As an industry, we will endure. As an industry, we will improve. As an industry, we must modify, adapt and move forward. The consumer demands it. The consumer needs it. The consumer needs us! Let’s get to work.
For more information, visit https://www.unitedrealestate.com/.
I’ve been a Realtor in DC for over 25 years and we have taken buyer agency seriously for over 25 years. The attitude towards buyers that this article describes is in no way representative of every state. In DC, the recent settlement will have little effect, as the only change required is that buyer agent commissions will no longer be disclosed in the MLS. In DC we have been doing everything else required by the settlement for most of my real estate career. No agent in DC would describe working with buyers as “easy”. We are in the current situation due to the failure of many states, like TN, and especially by NAR. The worst part is that it is buyers who will suffer now that they will not know how much of their agent’s commission that will have to pay until a contract is ratified. Buyers other option will be to get substandard representation by using fee-for-service agents (you get what you pay for).
Amen!
Agreed! After a 30 Year career in the Technology Market, I am 6 years into building my own business in real estate. Thus newer to this industry. The industry trivialized the agent role in the buying process by not requiring the contract for service between an agent and a buyer and leading the public to believe the Buyer Agent is free or the seller pays for that.

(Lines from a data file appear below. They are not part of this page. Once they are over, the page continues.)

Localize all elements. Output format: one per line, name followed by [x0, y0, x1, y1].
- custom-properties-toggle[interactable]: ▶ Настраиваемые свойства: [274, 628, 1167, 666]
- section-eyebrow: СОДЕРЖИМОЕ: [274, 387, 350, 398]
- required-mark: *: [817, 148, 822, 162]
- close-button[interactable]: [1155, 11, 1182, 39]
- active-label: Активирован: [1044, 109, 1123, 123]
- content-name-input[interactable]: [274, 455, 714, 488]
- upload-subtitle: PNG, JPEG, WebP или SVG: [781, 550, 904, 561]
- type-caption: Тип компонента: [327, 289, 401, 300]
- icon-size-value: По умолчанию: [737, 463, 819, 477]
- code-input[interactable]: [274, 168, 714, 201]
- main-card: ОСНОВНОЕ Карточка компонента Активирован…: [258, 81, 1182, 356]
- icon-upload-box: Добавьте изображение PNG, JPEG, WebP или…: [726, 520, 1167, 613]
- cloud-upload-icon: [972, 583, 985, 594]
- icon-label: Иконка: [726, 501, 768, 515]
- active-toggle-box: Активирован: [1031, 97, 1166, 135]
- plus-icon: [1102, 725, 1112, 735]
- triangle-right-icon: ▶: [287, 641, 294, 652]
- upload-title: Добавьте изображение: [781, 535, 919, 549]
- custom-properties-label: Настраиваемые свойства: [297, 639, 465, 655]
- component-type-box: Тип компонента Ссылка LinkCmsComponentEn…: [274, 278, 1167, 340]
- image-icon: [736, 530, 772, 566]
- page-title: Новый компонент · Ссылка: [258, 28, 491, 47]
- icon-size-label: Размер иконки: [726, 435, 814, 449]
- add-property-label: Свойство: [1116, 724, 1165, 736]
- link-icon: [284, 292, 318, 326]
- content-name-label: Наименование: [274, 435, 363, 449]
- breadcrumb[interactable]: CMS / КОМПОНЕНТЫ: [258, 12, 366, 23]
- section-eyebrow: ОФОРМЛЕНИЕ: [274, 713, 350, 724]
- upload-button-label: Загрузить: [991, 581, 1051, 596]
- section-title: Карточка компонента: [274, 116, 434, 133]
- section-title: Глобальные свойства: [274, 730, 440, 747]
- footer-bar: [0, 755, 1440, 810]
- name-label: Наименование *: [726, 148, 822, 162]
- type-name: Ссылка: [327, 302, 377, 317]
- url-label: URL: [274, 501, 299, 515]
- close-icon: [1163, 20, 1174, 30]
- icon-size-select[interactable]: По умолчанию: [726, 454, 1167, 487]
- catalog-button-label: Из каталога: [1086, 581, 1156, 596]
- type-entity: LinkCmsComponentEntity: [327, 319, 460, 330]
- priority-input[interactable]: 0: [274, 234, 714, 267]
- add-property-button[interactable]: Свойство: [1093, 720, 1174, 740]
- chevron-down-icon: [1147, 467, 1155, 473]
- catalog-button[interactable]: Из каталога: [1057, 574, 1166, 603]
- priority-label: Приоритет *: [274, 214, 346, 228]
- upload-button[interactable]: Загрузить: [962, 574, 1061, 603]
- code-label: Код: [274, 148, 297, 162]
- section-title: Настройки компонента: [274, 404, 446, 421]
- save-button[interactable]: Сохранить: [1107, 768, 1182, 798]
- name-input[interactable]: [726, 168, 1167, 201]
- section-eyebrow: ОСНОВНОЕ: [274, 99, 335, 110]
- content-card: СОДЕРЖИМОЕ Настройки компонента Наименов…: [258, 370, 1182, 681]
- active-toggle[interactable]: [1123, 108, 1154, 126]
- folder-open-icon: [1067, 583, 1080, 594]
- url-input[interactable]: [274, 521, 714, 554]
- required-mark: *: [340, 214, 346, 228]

Now DOJ is heading towards not publishing any offers of comp creating equality in the 3 contracts of a real estate transaction: listing agreement, buyer agency agreement and the offer. Servie fees negotiated between client and service providers up front as they should and requests for concessions made in the offer. The clients in the transaction decide what concessions and how to apply.

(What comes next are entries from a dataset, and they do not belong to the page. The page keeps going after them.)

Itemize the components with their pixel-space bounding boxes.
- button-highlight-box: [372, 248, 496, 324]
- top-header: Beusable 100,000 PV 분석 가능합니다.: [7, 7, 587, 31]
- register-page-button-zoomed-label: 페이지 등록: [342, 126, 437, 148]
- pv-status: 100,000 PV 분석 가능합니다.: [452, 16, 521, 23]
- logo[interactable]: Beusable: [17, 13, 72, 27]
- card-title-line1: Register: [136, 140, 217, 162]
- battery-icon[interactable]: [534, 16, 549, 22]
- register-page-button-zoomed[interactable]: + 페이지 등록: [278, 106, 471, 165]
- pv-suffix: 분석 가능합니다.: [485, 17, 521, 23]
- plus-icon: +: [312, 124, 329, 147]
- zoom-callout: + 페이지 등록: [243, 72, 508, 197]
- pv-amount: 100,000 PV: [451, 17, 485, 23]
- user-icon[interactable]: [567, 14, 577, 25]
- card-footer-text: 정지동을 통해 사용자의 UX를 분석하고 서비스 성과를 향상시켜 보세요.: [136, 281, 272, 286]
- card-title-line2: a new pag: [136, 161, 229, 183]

The tough enforcement in this new world will be at closing in honoring the contracts and shifting the mentality of buying clients from “free” to valuing and paying for the service. This will elevate the role of agent in the transaction and those who can define their service as value will rise.
Funny how on 3/15 the hype headlines were national news and this most relevant shift in purchasing a home is not hitting the news.
@realestateofnva
Excellent article, however, the first-time home buyer and everyone in the lower income scale will suffer the most. Though the caveat is, as you’ve pointed out, since buyer’s agents tend to be the least experienced, least professional, then maybe the first-time homebuyers and lower income home shoppers may not be losing anything at all. Time will tell.

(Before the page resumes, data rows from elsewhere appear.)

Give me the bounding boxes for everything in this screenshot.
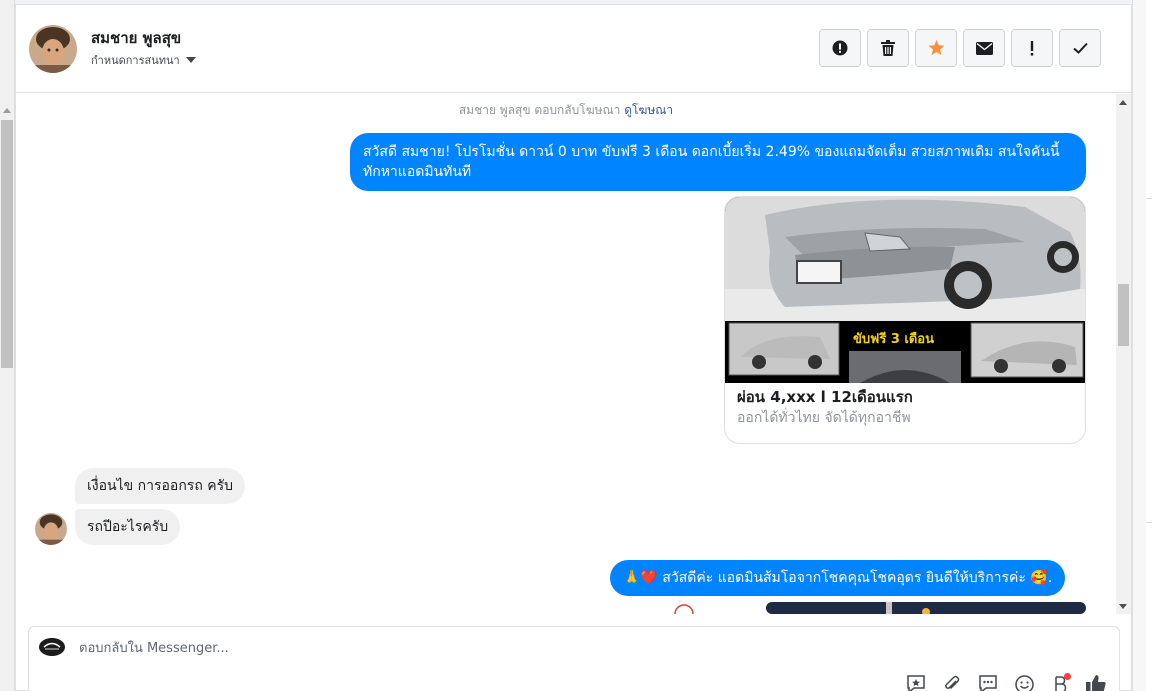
page-avatar bbox=[39, 637, 65, 657]
divider bbox=[1146, 198, 1152, 199]
exclamation-circle-icon bbox=[832, 40, 848, 56]
page-root: สมชาย พูลสุข กำหนดการสนทนา สมชาย พูลสุข … bbox=[0, 0, 1152, 691]
delete-button[interactable] bbox=[867, 29, 909, 67]
smiley-icon bbox=[1014, 674, 1034, 691]
composer-toolbar bbox=[905, 673, 1107, 691]
divider bbox=[1146, 522, 1152, 523]
page-message-bubble[interactable]: สวัสดี สมชาย! โปรโมชั่น ดาวน์ 0 บาท ขับฟ… bbox=[350, 133, 1086, 191]
reply-composer bbox=[28, 626, 1120, 691]
label-dropdown[interactable]: กำหนดการสนทนา bbox=[91, 51, 196, 69]
saved-reply-icon bbox=[907, 675, 925, 691]
customer-message-bubble[interactable]: เงื่อนไข การออกรถ ครับ bbox=[75, 468, 246, 504]
ad-reply-notice: สมชาย พูลสุข ตอบกลับโฆษณา ดูโฆษณา bbox=[16, 101, 1116, 120]
label-dropdown-text: กำหนดการสนทนา bbox=[91, 54, 180, 67]
customer-avatar[interactable] bbox=[35, 513, 67, 545]
left-scrollbar[interactable] bbox=[0, 0, 15, 691]
mark-unread-button[interactable] bbox=[963, 29, 1005, 67]
emoji-button[interactable] bbox=[1013, 673, 1035, 691]
important-button[interactable] bbox=[1011, 29, 1053, 67]
scroll-up-arrow-icon[interactable] bbox=[3, 108, 11, 113]
saved-reply-button[interactable] bbox=[905, 673, 927, 691]
customer-message-bubble[interactable]: รถปีอะไรครับ bbox=[75, 509, 181, 545]
attach-button[interactable] bbox=[941, 673, 963, 691]
star-icon bbox=[928, 40, 944, 56]
notification-dot bbox=[1064, 673, 1071, 680]
ad-car-image[interactable]: ขับฟรี 3 เดือน bbox=[725, 197, 1086, 383]
paperclip-icon bbox=[945, 675, 960, 690]
star-button[interactable] bbox=[915, 29, 957, 67]
ad-subtitle: ออกได้ทั่วไทย จัดได้ทุกอาชีพ bbox=[737, 410, 911, 426]
contact-avatar[interactable] bbox=[29, 25, 77, 73]
scroll-down-arrow-icon[interactable] bbox=[1119, 604, 1127, 609]
like-button[interactable] bbox=[1085, 673, 1107, 691]
conversation-header: สมชาย พูลสุข กำหนดการสนทนา bbox=[16, 5, 1131, 93]
caret-down-icon bbox=[185, 57, 196, 63]
message-text: เงื่อนไข การออกรถ ครับ bbox=[87, 478, 234, 494]
view-ad-link[interactable]: ดูโฆษณา bbox=[624, 103, 673, 117]
message-text: รถปีอะไรครับ bbox=[87, 519, 169, 535]
message-list[interactable]: สมชาย พูลสุข ตอบกลับโฆษณา ดูโฆษณา สวัสดี… bbox=[16, 94, 1116, 614]
thumbs-up-icon bbox=[1086, 675, 1106, 691]
reply-input[interactable] bbox=[79, 637, 779, 659]
done-button[interactable] bbox=[1059, 29, 1101, 67]
chat-bubble-icon bbox=[979, 675, 997, 691]
page-message-bubble[interactable]: 🙏❤️ สวัสดีค่ะ แอดมินส้มโอจากโชคคุณโชคอุด… bbox=[610, 560, 1066, 596]
ad-reply-notice-text: สมชาย พูลสุข ตอบกลับโฆษณา bbox=[458, 103, 621, 117]
action-toolbar bbox=[819, 29, 1101, 67]
trash-icon bbox=[881, 40, 895, 56]
report-spam-button[interactable] bbox=[819, 29, 861, 67]
message-text: 🙏❤️ สวัสดีค่ะ แอดมินส้มโอจากโชคคุณโชคอุด… bbox=[623, 570, 1053, 586]
message-scrollbar[interactable] bbox=[1116, 94, 1131, 614]
scrollbar-thumb[interactable] bbox=[1, 120, 13, 368]
outer-scrollbar-track[interactable] bbox=[1132, 0, 1146, 691]
ad-card[interactable]: ขับฟรี 3 เดือน ผ่อน 4,xxx l 12เดือนแรก อ… bbox=[724, 196, 1086, 444]
scroll-up-arrow-icon[interactable] bbox=[1119, 100, 1127, 105]
quick-reply-button[interactable] bbox=[977, 673, 999, 691]
scrollbar-thumb[interactable] bbox=[1118, 284, 1129, 346]
envelope-icon bbox=[975, 41, 993, 55]
ad-image-caption: ขับฟรี 3 เดือน bbox=[853, 331, 934, 347]
payment-button[interactable] bbox=[1049, 673, 1071, 691]
right-edge-strip bbox=[1132, 0, 1152, 691]
next-image-preview[interactable] bbox=[636, 602, 1086, 614]
check-icon bbox=[1072, 42, 1088, 54]
conversation-panel: สมชาย พูลสุข กำหนดการสนทนา สมชาย พูลสุข … bbox=[15, 4, 1132, 691]
ad-title: ผ่อน 4,xxx l 12เดือนแรก bbox=[737, 388, 913, 406]
message-text: สวัสดี สมชาย! โปรโมชั่น ดาวน์ 0 บาท ขับฟ… bbox=[363, 144, 1060, 180]
exclamation-icon bbox=[1030, 40, 1034, 56]
contact-name: สมชาย พูลสุข bbox=[91, 29, 182, 47]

Needless to say, home buyers do benefit from experienced agents. I come from a home improvement background and personally I am a very curious person, so I am well read on financing, taxes, interest rates, etc., so I believe I bring great value to my buyers. But it would be nevertheless be a burdensome cost to buyers, buyers which are able to afford our services . It’ll be like with commercial real estate, where a few well versed agents with expertise in retail, food, entertainment, warehousing, industrial, etc., will only work with high net worth individuals to acquire the best terms for the real estate they are after.
Buying a home should not have to be this complex, but it is impossible to ignore that those with greater knowledge and information at their disposal, via their agents, will reap the greater financial benefits of real estate transactions, thus exacerbating wealth divides and overall societal divides. Again, time will tell, but by then generational wealth could be forfeited for a great many who would have otherwise benefitted from proper representation decades before.